Lamont has partnered with Cresskill Academies in Cresskill, New Jersey, to offer a high school internship opportunity to a cohort of juniors from the school for the next academic year. The cohort will visit the campus once per week for 14-16 weeks during the fall and spring semesters, and students will work on a research project, read peer-reviewed literature, participate in discussions of scientific papers, and attend lectures on campus. Each intern will be required to generate a scientific poster and a presentation at the end of their time at the Observatory, and each will receive credit from their school for participation. A story on the program appeared in the Northern Valley Suburbanite last week (http://www.northjersey.com/news/education/academies-course-to-send-juniors-to-lab-to-do-hands-on-work-1.1544265). If you’re interested in learning more about the program or serving as a mentor for one of the students, please contact our Education and Outreach Coordinator, Cassie Xu.

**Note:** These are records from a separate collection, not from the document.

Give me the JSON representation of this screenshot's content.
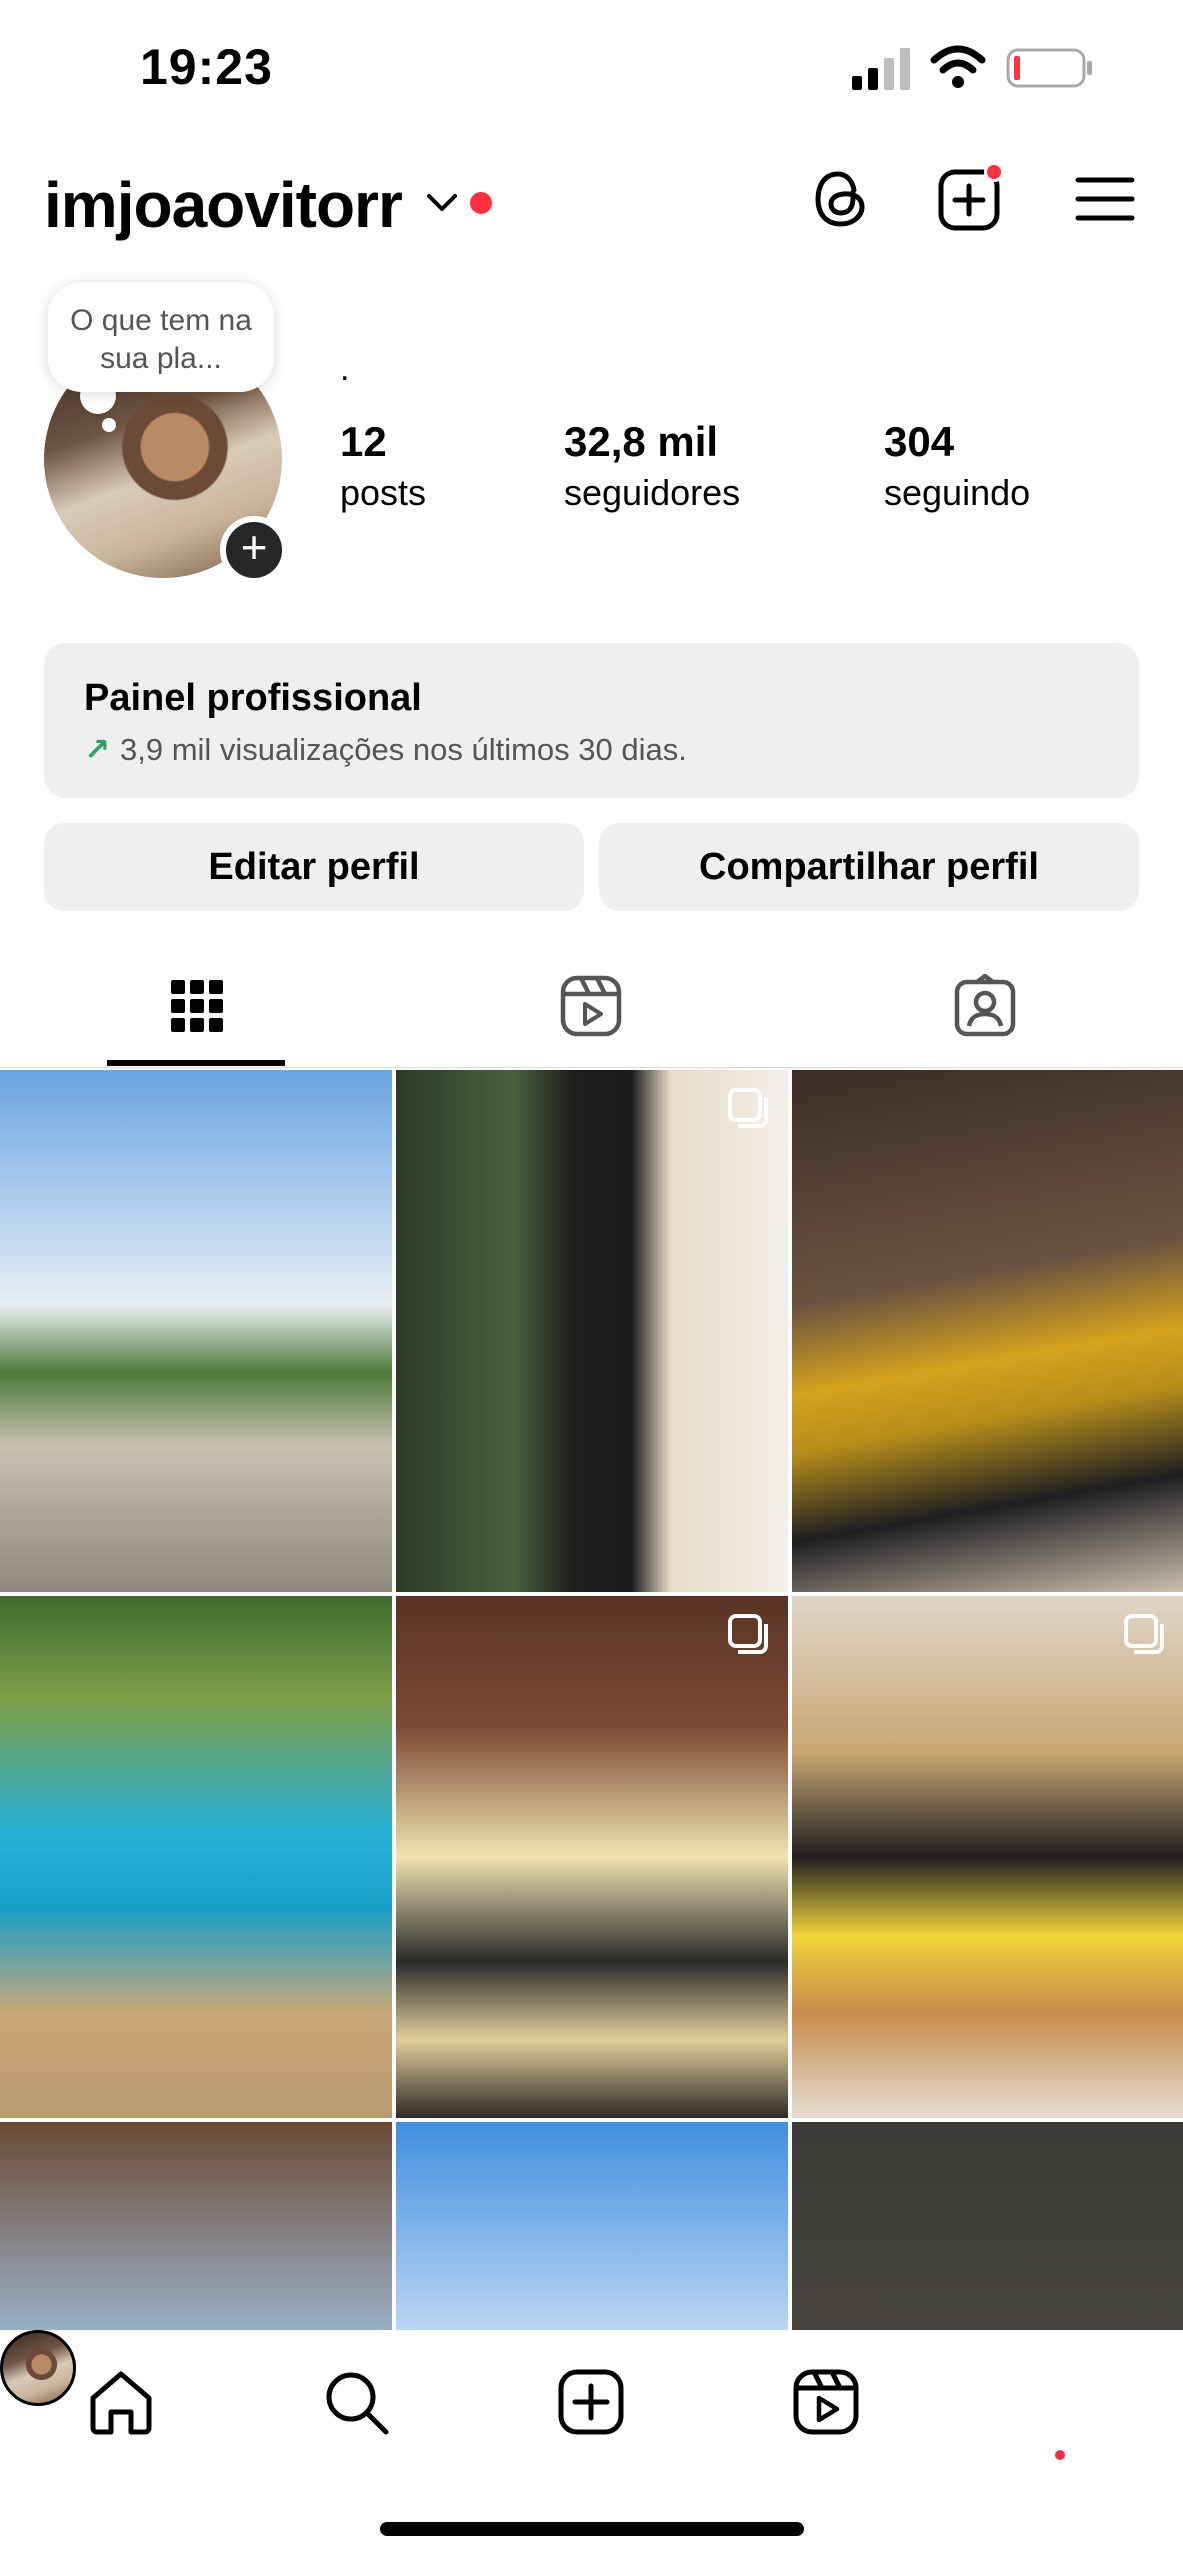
{
  "status_bar": {
    "time": "19:23"
  },
  "header": {
    "username": "imjoaovitorr"
  },
  "profile": {
    "note": "O que tem na sua pla...",
    "bio": ".",
    "stats": {
      "posts_value": "12",
      "posts_label": "posts",
      "followers_value": "32,8 mil",
      "followers_label": "seguidores",
      "following_value": "304",
      "following_label": "seguindo"
    }
  },
  "pro_panel": {
    "title": "Painel profissional",
    "arrow": "↗",
    "subtitle": "3,9 mil visualizações nos últimos 30 dias."
  },
  "buttons": {
    "edit": "Editar perfil",
    "share": "Compartilhar perfil"
  },
  "tabs": [
    {
      "name": "grid",
      "icon": "grid-icon",
      "selected": true
    },
    {
      "name": "reels",
      "icon": "reels-icon",
      "selected": false
    },
    {
      "name": "tagged",
      "icon": "tagged-icon",
      "selected": false
    }
  ],
  "grid": {
    "posts": [
      {
        "multi": false
      },
      {
        "multi": true
      },
      {
        "multi": false
      },
      {
        "multi": false
      },
      {
        "multi": true
      },
      {
        "multi": true
      },
      {
        "multi": false
      },
      {
        "multi": false
      },
      {
        "multi": false
      }
    ]
  },
  "nav": [
    "home-icon",
    "search-icon",
    "create-icon",
    "reels-icon",
    "profile-avatar"
  ],
  "colors": {
    "notification_red": "#ff3040",
    "panel_bg": "#efeff0",
    "trend_green": "#2aa36c"
  }
}
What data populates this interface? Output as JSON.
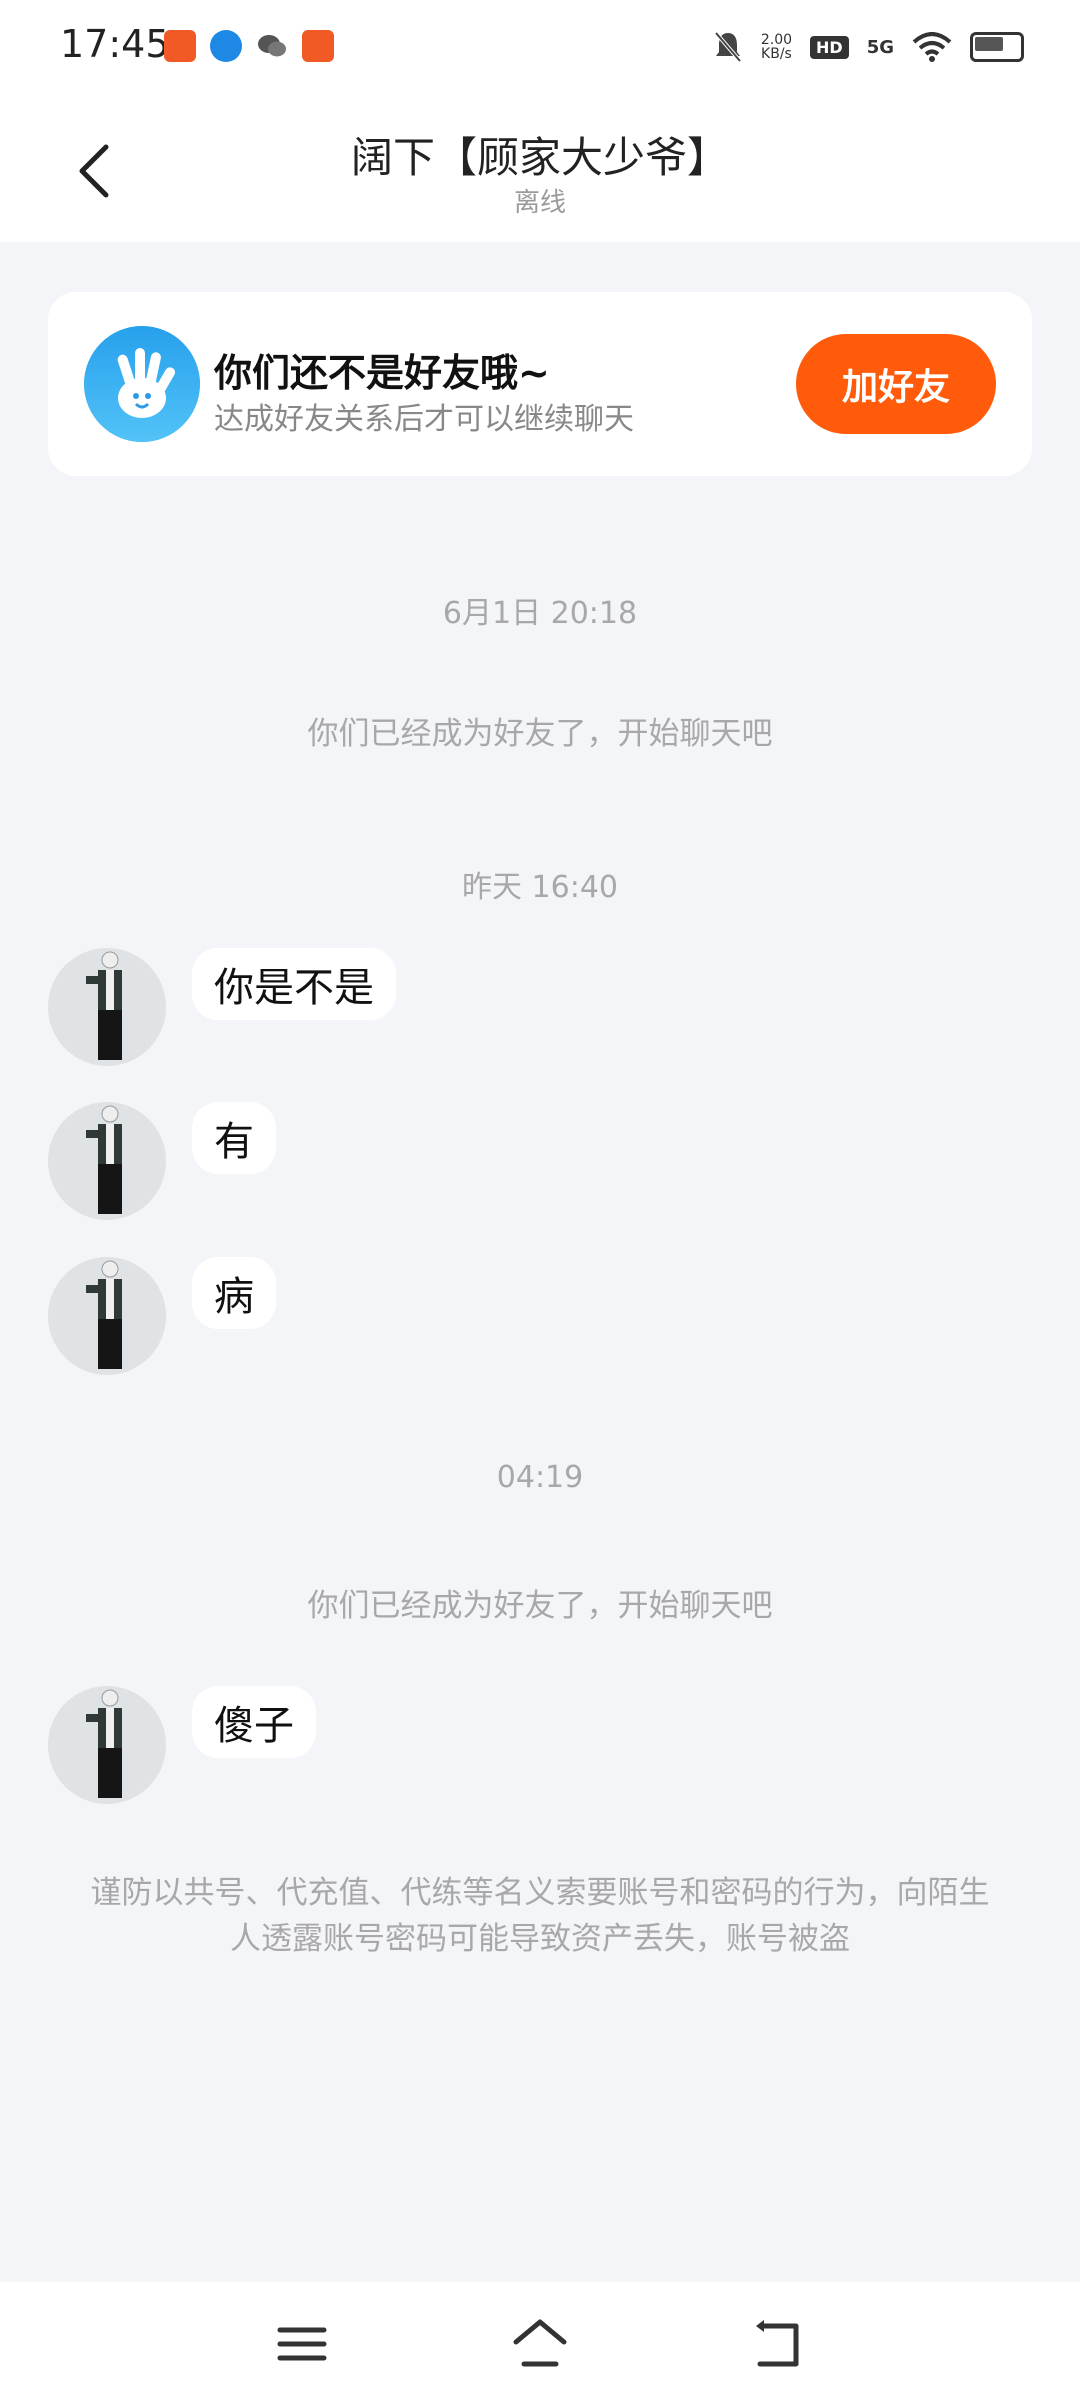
{
  "status_bar": {
    "time": "17:45",
    "net_speed": "2.00",
    "net_unit": "KB/s",
    "hd_badge": "HD",
    "network_type": "5G"
  },
  "header": {
    "title": "阔下【顾家大少爷】",
    "status": "离线"
  },
  "friend_card": {
    "title": "你们还不是好友哦~",
    "subtitle": "达成好友关系后才可以继续聊天",
    "button_label": "加好友",
    "accent_color": "#ff5b0a"
  },
  "chat": {
    "timestamp_1": "6月1日 20:18",
    "system_msg_1": "你们已经成为好友了，开始聊天吧",
    "timestamp_2": "昨天 16:40",
    "messages": [
      "你是不是",
      "有",
      "病"
    ],
    "timestamp_3": "04:19",
    "system_msg_2": "你们已经成为好友了，开始聊天吧",
    "last_message": "傻子"
  },
  "warning": "谨防以共号、代充值、代练等名义索要账号和密码的行为，向陌生人透露账号密码可能导致资产丢失，账号被盗"
}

In the meantime, this afternoon’s Earth Science Colloquium speaker is, as the saying goes, a woman who needs no introduction. Atmospheric and climate dynamicist Tiffany Shaw, until last year an Assistant Professor in the Department of Earth and Environmental Sciences, now holds the same position in the Department of the Geophysical Sciences at the University of Chicago (http://geosci.uchicago.edu/~tas1/). Tiffany’s seminar will be on the question “What does the seasonal cycle tell us about the atmospheric circulation response to global warming?” I hope that you can come to Monell to hear her answer.